Gejala paling khas dari plasenta previa adalah perdarahan pervaginam
(yang keluar melalui vagina) tanpa nyeri yang pada umumnya terjadi
pada akhir triwulan kedua. Ibu dengan plasenta previa pada umumnya
asimptomatik (tidak memiliki gejala) sampai terjadi perdarahan
pervaginam.
Biasanya perdarahan tersebut tidak terlalu banyak dan berwarna
merah segar. Pada umumnya perdarahan pertama terjadi tanpa faktor
pencetus, meskipun latihan fisik dan hubungan seksual dapat menjadi
faktor pencetus.

Perdarahan terjadi karena pembesaran dari rahim sehingga


menyebabkan robeknya perlekatan dari plasenta dengan dinding
rahim. Koagulapati jarang terjadi pada plasenta previa. Jika didapatkan
kecurigaan terjadinya plasenta previa pada ibu hamil, maka
pemeriksaan Vaginal Tousche (pemeriksaaan dalam vagina) oleh
dokter tidak boleh dilakukan kecuali di meja operasi mengingat risiko
perdarahan hebat yang mungkin terjadi.
9. Konsep Asuhan Keperawatan

1.      Pengkajian
a.       Pengumpulan data
a)      Identitas klien: Data diri klien meliputi : nama, umur,
pekerjaan, pendidikan, alamat, medicalrecord dll.
b)      Keluhan utama : Gejala pertama; perdarahan pada
kehamilan setelah 28 minggu/trimester III.
-  Sifat perdarahan; tanpa sebab, tanpa nyeri, berulang
-  Sebab perdarahan; placenta dan pembuluh darah yang
robek; terbentuknya SBR, terbukanya osteum/ manspulasi
intravaginal/rectal.
- Sedikit banyaknya perdarahan; tergantung besar atau kecilnya
robekan pembuluh darah dan placenta.
c)    Inspeksi
-     Dapat dilihat perdarahan pervaginam banyak atau sedikit.
-      Jika perdarahan lebih banyak; ibu tampak anemia.
d)   Palpasi abdomen
-     Janin sering belum cukup bulan; TFU masih rendah.
-     Sering dijumpai kesalahan letak 
-    Bagian terbawah janin belum turun, apabila letak
kepala biasanya kepala masih goyang/floating
 
2)  Riwayat Kesehatan
a)  Riwayat Obstetri
Memberikan imformasi yang penting mengenai kehamilan
sebelumnyaagar  perawat dapat menentukan kemungkinan masalah
pada kehamilansekarang. Riwayat obstetri meliputi:
-          Gravida, para abortus, dan anak hidup (GPAH)
-          Berat badan bayi waktu lahir dan usia gestasi
-          Pengalaman persalinan, jenis persalinan, tempat persalinan, dan
penolong persalinan
-          Jenis anetesi dan kesulitan persalinan
-          Komplikasi maternal seperti diabetes, hipertensi, infeksi,
dan perdarahan.
-          Komplikasi pada bayi
-          Rencana menyusui bayi
b)      Riwayat mensturasi
Riwayat yang lengkap di perlukan untuk menetukan taksiran
persalinan(TP). TP ditentukan berdasarkan hari pertama haid terakhir
(HPHT).
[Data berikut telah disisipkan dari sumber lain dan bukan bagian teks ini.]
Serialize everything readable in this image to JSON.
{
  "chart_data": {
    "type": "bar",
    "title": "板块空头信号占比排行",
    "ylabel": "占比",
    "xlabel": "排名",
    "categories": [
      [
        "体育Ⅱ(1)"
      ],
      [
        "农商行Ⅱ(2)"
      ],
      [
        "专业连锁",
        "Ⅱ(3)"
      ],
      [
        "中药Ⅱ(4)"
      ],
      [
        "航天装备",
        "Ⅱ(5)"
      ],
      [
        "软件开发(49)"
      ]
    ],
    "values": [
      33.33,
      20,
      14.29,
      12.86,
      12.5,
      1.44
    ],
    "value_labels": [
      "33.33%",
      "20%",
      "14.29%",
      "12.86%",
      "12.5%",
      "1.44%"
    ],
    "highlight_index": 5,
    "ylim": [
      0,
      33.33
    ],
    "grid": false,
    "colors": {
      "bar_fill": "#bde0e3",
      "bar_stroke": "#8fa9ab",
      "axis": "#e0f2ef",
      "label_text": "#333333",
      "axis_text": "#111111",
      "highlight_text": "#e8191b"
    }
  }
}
Untuk menentukan TP berdasarkan HPHT dapat digunakan
rumus naegle, yaitu hari ditambah tujuh, bulan dikurangi tiga, tahun
disesuaikan.
c)      Riwayat Kontrasepsi
Beberapa bentuk kontrasepsi dapat berakibat buruk pada janin,
ibu, ataukeduanya. Riwayat kontrasepsi yang lengkap harus
didapatkan pada saat kunjungan pertama. Penggunaan
kontrasepsi oral sebelum kelahiran dan berlanjut pada kehamilan
yang tidak diketahui dapat berakibat buruk pada pembentukan
organ seksual pada janin.
d)     Riwayat penyakit dan operasi:
Kondisi kronis seperti dibetes melitus, hipertensi, dan penyakit
ginjal bisa berefek buruk pada kehamilan. Oleh karena itu, adanya
riwayat infeksi, prosedur operasi, dan trauma pada persalinan
sebelumnya harus di dokumentasikan

3)      Pemeriksaan fisik


a)      Umum
Pemeriksaan fisik umum meliputi pemeriksaan pada ibu hamil:
(1)   Rambut dan kulit
-          Terjadi peningkatan pigmentasi pada areola, putting susu
dan linea nigra.
-          Striae atau tanda guratan bisa terjadi di daerah abdomen
dan paha.
-          Laju pertumbuhan rambut berkurang.Wajah
(2)   Mata : pucat, anemis
(3)   Hidung
(4)   Gigi dan mulut
(5)   Leher
(6)   Buah dada / payudara
-          Peningkatan pigmentasi areola putting susu
-          Bertambahnya ukuran dan noduler
(7)   Jantung dan paru
-          Volume darah meningkat
-          Peningkatan frekuensi nadi
-          Penurunan resistensi pembuluh darah sistemik dan pembulu darah
pulmonal.
-          Terjadi hiperventilasi selama kehamilan.
-          Peningkatan volume tidal, penurunan resistensi jalan nafas.
-          Diafragma meningga.
-          Perubahan pernapasan abdomen menjadi pernapasan dada.
(8)   Abdomen
-          Menentukan letak janin
-          Menentukan tinggi fundus uteri
(9)   Vagina
-          Peningkatan vaskularisasi yang menimbulkan warna kebiruan (
tanda Chandwick)
-          Hipertropi epithelium
(10)  System musculoskeletal
-   Persendian tulang pinggul yang mengendur
-   Gaya berjalan yang canggung
-   Terjadi pemisahan otot rectum abdominalis
dinamakan dengan diastasis rectal
b.      Khusus
(1)   Tinggi fundus uteri
(2)   Posisi dan persentasi janin
(3)   Panggul dan janin lahir
(4)   Denyut jantung janin

 
2.      Diagnosa keperawatan

a.   Penurunan cardiac output berhubungan dengan perdarahan


dalam jumlah yang besar.

b.   Ansietas yang berhubungan dengan perdarahan kurangnya


pengetahuan mengenai efek perdarahan dan menejemennya.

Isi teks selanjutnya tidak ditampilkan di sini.